Lost Kingdoms of Africa episode 4 – West Africa: Gus Casely-Hayford travels to Nigeria and Mali to explore the story behind a series of magnificent 16th-century bronzes made in the ancient kingdom of Benin. Four-part series in which British art historian Dr Gus Casely-Hayford explores the pre-colonial history of some of Africa’s most important kingdoms. The African continent is home to nearly a billion people. It has an incredible diversity of communities and cultures, yet we know less of its history than almost anywhere else on earth.
But that is beginning to change. In the last few decades researchers and archaeologists have begun to uncover a range of histories as impressive and extraordinary as anywhere else in the world. The series reveals that Africa’s stories are preserved for us in its treasures, statues and ancient buildings – in the culture, art and legends of the people.
When magnificent 16th-century bronze casts were discovered in the kingdom of Benin in 1897, many could not believe they had been made by Africans. It was thought West Africa lacked the technical development required to make them. Dr Casely-Hayford travels to present-day Nigeria and Mali in search of the truth, exploring what the bronzes mean, how the technology to make them developed, and what it reveals about the lost kingdoms of West Africa.
Lost Kingdoms of Africa episode 4 – West Africa
The Kingdom of Benin (also known as the Edo Kingdom, or the Benin Empire) was a kingdom in what is now in southwestern Nigeria. It has no historical relation to the modern republic of Benin, which was historically known as Dahomey from the 17th century until 1975. The Kingdom of Benin’s capital was Edo, now known as Benin City in Edo state, Nigeria. The Benin Kingdom was “one of the oldest and most developed states in the coastal hinterland of West Africa”. It was formed out of the previous Edo Kingdom of Igodomigodo around the 11th century AD, and lasted until it was annexed by the British Empire in 1897.

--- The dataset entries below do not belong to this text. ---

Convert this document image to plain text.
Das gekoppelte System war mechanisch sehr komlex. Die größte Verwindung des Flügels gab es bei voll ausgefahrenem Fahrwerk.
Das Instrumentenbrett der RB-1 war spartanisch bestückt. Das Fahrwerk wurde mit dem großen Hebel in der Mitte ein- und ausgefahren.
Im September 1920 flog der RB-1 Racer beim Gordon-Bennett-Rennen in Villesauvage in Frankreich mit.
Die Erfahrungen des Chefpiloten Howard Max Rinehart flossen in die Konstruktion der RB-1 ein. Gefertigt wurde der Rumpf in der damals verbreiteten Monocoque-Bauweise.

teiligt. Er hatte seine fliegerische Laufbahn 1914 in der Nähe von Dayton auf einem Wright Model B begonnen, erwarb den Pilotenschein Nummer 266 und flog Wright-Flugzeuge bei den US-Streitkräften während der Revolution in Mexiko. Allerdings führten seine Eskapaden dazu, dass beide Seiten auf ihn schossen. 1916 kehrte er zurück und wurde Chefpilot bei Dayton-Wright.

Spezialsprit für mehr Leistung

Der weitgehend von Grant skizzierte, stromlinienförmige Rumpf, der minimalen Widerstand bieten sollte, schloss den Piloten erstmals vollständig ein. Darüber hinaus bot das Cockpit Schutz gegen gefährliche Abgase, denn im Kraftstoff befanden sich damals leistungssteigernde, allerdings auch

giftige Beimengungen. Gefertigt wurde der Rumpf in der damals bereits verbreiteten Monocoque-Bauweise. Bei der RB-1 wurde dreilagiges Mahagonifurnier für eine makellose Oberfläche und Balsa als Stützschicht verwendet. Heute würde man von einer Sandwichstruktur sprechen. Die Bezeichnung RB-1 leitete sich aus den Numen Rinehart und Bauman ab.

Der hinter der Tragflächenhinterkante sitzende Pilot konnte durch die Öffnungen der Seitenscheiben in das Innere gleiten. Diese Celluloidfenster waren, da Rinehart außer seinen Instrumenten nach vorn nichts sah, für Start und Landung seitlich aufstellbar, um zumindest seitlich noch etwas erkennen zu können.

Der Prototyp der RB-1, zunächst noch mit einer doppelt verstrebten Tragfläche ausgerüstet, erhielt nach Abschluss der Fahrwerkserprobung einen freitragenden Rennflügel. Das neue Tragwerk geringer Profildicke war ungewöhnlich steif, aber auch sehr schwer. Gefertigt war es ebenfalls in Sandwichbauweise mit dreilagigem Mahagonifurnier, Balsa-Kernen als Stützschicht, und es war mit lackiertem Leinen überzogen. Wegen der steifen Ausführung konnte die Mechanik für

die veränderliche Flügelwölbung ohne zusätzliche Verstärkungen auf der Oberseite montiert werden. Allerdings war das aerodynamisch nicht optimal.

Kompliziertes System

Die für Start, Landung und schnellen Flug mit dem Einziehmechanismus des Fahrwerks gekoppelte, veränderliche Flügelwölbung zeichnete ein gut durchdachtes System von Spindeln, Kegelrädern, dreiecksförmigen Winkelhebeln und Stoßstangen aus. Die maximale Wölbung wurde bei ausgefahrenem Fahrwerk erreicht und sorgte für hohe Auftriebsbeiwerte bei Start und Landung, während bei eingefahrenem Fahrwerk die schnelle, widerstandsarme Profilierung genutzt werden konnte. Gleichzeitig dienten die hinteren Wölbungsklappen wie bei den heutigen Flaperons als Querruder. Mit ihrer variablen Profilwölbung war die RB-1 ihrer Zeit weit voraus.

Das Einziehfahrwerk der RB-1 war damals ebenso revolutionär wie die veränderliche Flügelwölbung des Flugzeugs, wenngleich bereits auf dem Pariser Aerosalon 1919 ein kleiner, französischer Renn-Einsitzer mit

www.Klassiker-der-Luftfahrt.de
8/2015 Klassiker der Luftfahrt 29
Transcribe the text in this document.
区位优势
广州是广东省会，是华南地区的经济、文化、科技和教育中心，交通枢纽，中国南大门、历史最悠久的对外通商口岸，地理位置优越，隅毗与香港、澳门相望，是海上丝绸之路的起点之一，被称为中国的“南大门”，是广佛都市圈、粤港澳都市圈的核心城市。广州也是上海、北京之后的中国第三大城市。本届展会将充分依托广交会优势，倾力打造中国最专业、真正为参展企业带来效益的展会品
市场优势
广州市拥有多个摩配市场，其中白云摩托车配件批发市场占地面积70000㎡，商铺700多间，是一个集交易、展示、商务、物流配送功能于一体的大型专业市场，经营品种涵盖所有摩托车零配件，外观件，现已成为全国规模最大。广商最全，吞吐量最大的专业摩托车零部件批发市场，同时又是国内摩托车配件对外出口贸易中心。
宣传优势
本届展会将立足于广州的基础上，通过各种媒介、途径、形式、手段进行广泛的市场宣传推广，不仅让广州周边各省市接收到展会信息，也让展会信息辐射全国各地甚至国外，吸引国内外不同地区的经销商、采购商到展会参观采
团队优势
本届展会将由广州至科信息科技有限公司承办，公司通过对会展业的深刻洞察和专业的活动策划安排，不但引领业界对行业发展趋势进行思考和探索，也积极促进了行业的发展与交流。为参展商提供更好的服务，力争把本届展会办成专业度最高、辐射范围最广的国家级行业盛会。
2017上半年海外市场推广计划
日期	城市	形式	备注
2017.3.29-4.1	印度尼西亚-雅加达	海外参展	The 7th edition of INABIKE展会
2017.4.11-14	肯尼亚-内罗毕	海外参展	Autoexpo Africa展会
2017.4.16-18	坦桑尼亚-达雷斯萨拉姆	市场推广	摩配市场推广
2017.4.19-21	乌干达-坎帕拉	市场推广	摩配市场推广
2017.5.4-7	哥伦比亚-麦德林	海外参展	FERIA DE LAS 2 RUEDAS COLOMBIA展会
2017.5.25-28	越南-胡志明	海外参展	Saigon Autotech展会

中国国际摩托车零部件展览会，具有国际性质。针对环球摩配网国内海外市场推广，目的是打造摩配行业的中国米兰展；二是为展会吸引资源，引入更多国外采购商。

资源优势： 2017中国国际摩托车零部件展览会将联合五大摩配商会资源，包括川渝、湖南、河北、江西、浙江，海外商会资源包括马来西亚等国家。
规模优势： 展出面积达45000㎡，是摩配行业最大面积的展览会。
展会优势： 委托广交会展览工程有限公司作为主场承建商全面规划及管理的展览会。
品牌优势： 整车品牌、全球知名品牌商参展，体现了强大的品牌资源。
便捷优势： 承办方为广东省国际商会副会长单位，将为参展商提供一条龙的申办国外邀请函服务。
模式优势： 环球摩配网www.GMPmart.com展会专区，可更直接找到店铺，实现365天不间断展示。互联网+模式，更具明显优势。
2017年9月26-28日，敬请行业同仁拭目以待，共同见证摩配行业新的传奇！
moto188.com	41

The original people and founders of the Benin Kingdom, the Edo people, were initially ruled by the Ogiso (Kings of the Sky) who called their land Igodomigodo. The first Ogiso (Ogiso Igodo), wielded much influence and gained popularity as a good ruler. He died after a long reign and was succeeded by Ere, his eldest son. In the 12th century, a great palace intrigue erupted and crown prince Ekaladerhan, the only son of the last Ogiso, was sentenced to death as a result of the first queen (who was barren) deliberately changing an oracle’s message to the Ogiso. In carrying out the royal order that he be killed, the palace messengers had mercy and set the prince free at Ughoton near Benin. When his father the Ogiso died, the Ogiso dynasty officially ended. The people and royal kingmakers preferred their late king’s son as the next to rule.

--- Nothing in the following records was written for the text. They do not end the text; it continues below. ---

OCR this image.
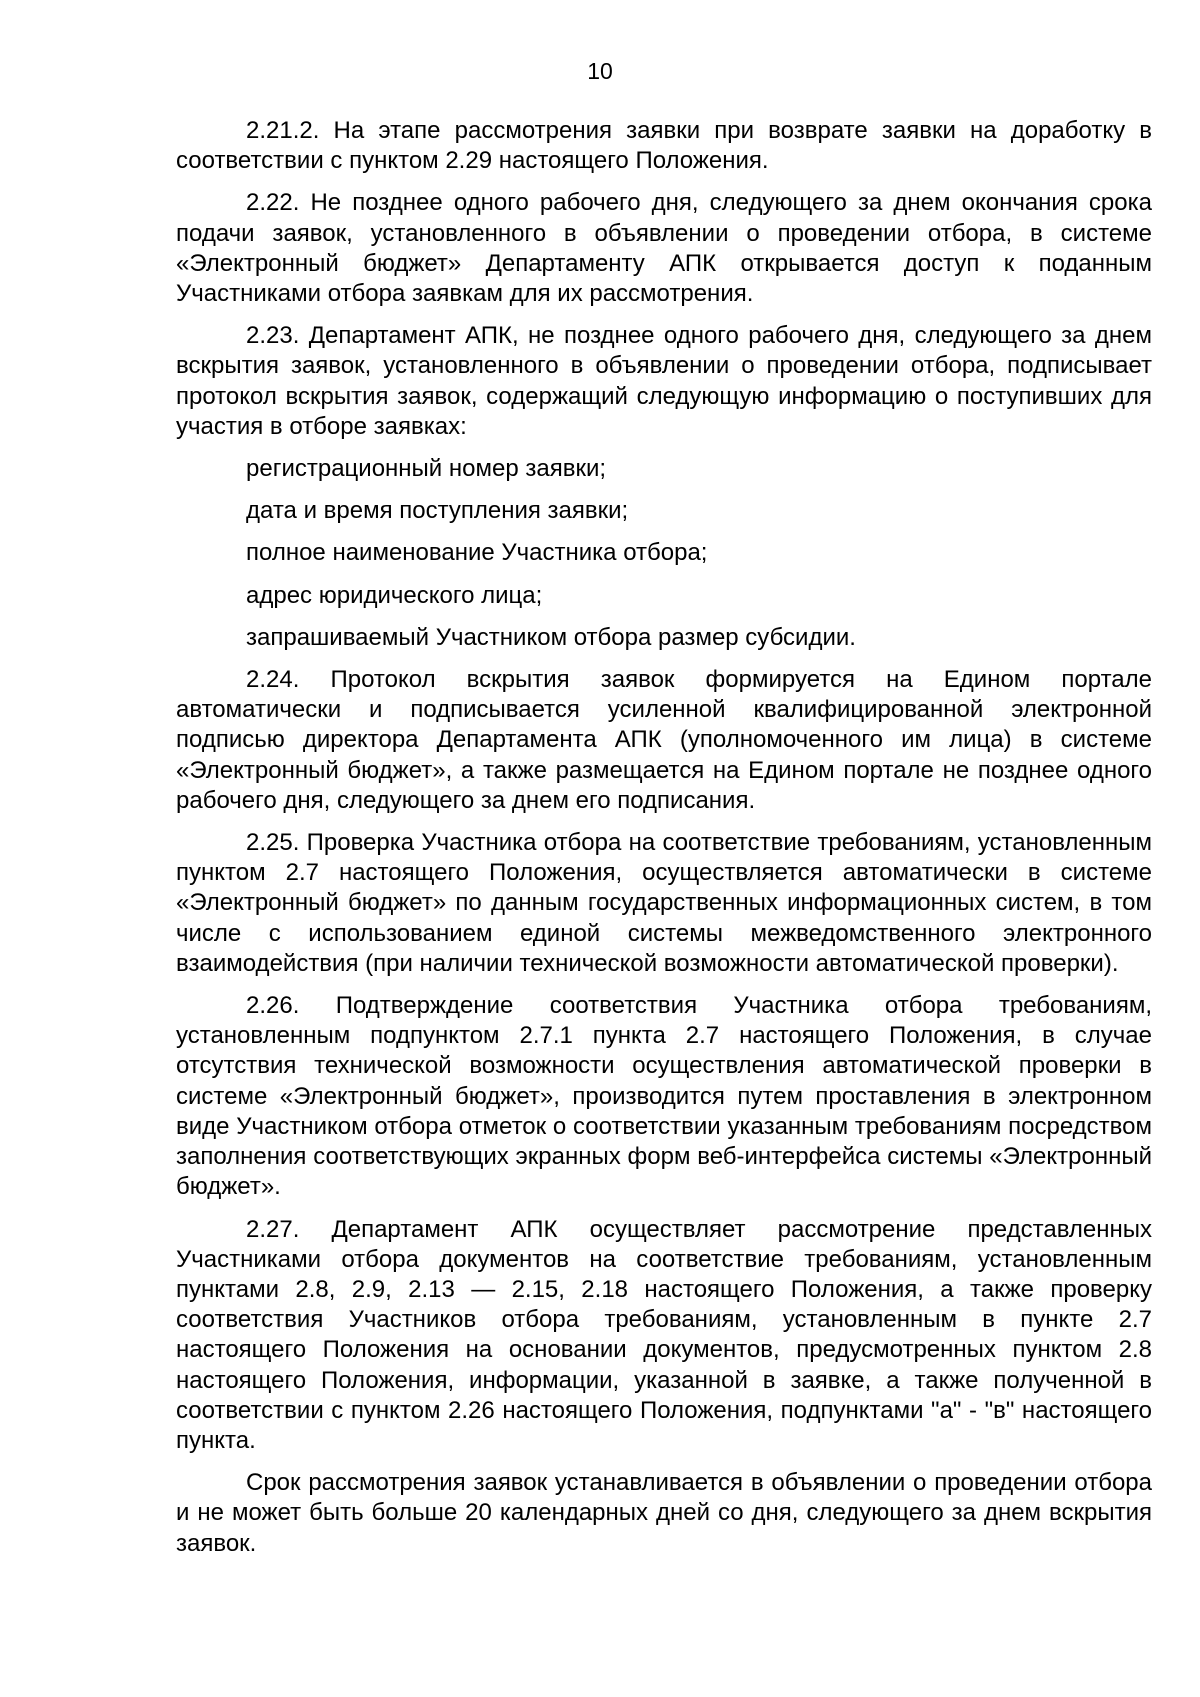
10

2.21.2. На этапе рассмотрения заявки при возврате заявки на доработку в соответствии с пунктом 2.29 настоящего Положения.

2.22. Не позднее одного рабочего дня, следующего за днем окончания срока подачи заявок, установленного в объявлении о проведении отбора, в системе «Электронный бюджет» Департаменту АПК открывается доступ к поданным Участниками отбора заявкам для их рассмотрения.

2.23. Департамент АПК, не позднее одного рабочего дня, следующего за днем вскрытия заявок, установленного в объявлении о проведении отбора, подписывает протокол вскрытия заявок, содержащий следующую информацию о поступивших для участия в отборе заявках:

регистрационный номер заявки;

дата и время поступления заявки;

полное наименование Участника отбора;

адрес юридического лица;

запрашиваемый Участником отбора размер субсидии.

2.24. Протокол вскрытия заявок формируется на Едином портале автоматически и подписывается усиленной квалифицированной электронной подписью директора Департамента АПК (уполномоченного им лица) в системе «Электронный бюджет», а также размещается на Едином портале не позднее одного рабочего дня, следующего за днем его подписания.

2.25. Проверка Участника отбора на соответствие требованиям, установленным пунктом 2.7 настоящего Положения, осуществляется автоматически в системе «Электронный бюджет» по данным государственных информационных систем, в том числе с использованием единой системы межведомственного электронного взаимодействия (при наличии технической возможности автоматической проверки).

2.26. Подтверждение соответствия Участника отбора требованиям, установленным подпунктом 2.7.1 пункта 2.7 настоящего Положения, в случае отсутствия технической возможности осуществления автоматической проверки в системе «Электронный бюджет», производится путем проставления в электронном виде Участником отбора отметок о соответствии указанным требованиям посредством заполнения соответствующих экранных форм веб-интерфейса системы «Электронный бюджет».

2.27. Департамент АПК осуществляет рассмотрение представленных Участниками отбора документов на соответствие требованиям, установленным пунктами 2.8, 2.9, 2.13 — 2.15, 2.18 настоящего Положения, а также проверку соответствия Участников отбора требованиям, установленным в пункте 2.7 настоящего Положения на основании документов, предусмотренных пунктом 2.8 настоящего Положения, информации, указанной в заявке, а также полученной в соответствии с пунктом 2.26 настоящего Положения, подпунктами "а" - "в" настоящего пункта.

Срок рассмотрения заявок устанавливается в объявлении о проведении отбора и не может быть больше 20 календарных дней со дня, следующего за днем вскрытия заявок.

West Africa or Western Africa is the westernmost region of Africa. The United Nations defines Western Africa as the 16 countries of Benin, Burkina Faso, Cape Verde, The Gambia, Ghana, Guinea, Guinea-Bissau, Ivory Coast, Liberia, Mali, Mauritania, Niger, Nigeria, Senegal, Sierra Leone, and Togo as well as Saint Helena, Ascension and Tristan da Cunha. The population of West Africa is estimated at about 381 million people as of 2018, and at 381,981,000 as of 2017, of which 189,672,000 are female and 192,309,000 male. The region is demographically and economically one of the fastest growing on the African continent.
Early history in West Africa included a number of prominent regional powers, that dominated different parts of both the coast and internal trade networks, such as the Mali and Gao Empires. West Africa sat the intersection of trade routes between Arab-dominated North Africa and specialized goods from further south on the continent, including gold, advanced iron-working, and products like ivory. After European exploration encountered a rich local economies and kingdoms, the European slave trade exploited previous slave systems to provide labor for colonies in the Americas.
After the end of the slave trade in the early 19th century, Europeans, especially France and Britain, continued to exploit the region through colonial relationships—exporting a number of extractive goods, including labor intensive agricultural crops like cocoa and coffee, forestry products like tropical timber, and minerals like gold. Since independence, many of the West African countries, like Ivory Coast, Ghana, Nigeria and Senegal, play important roles in the regional and global economies.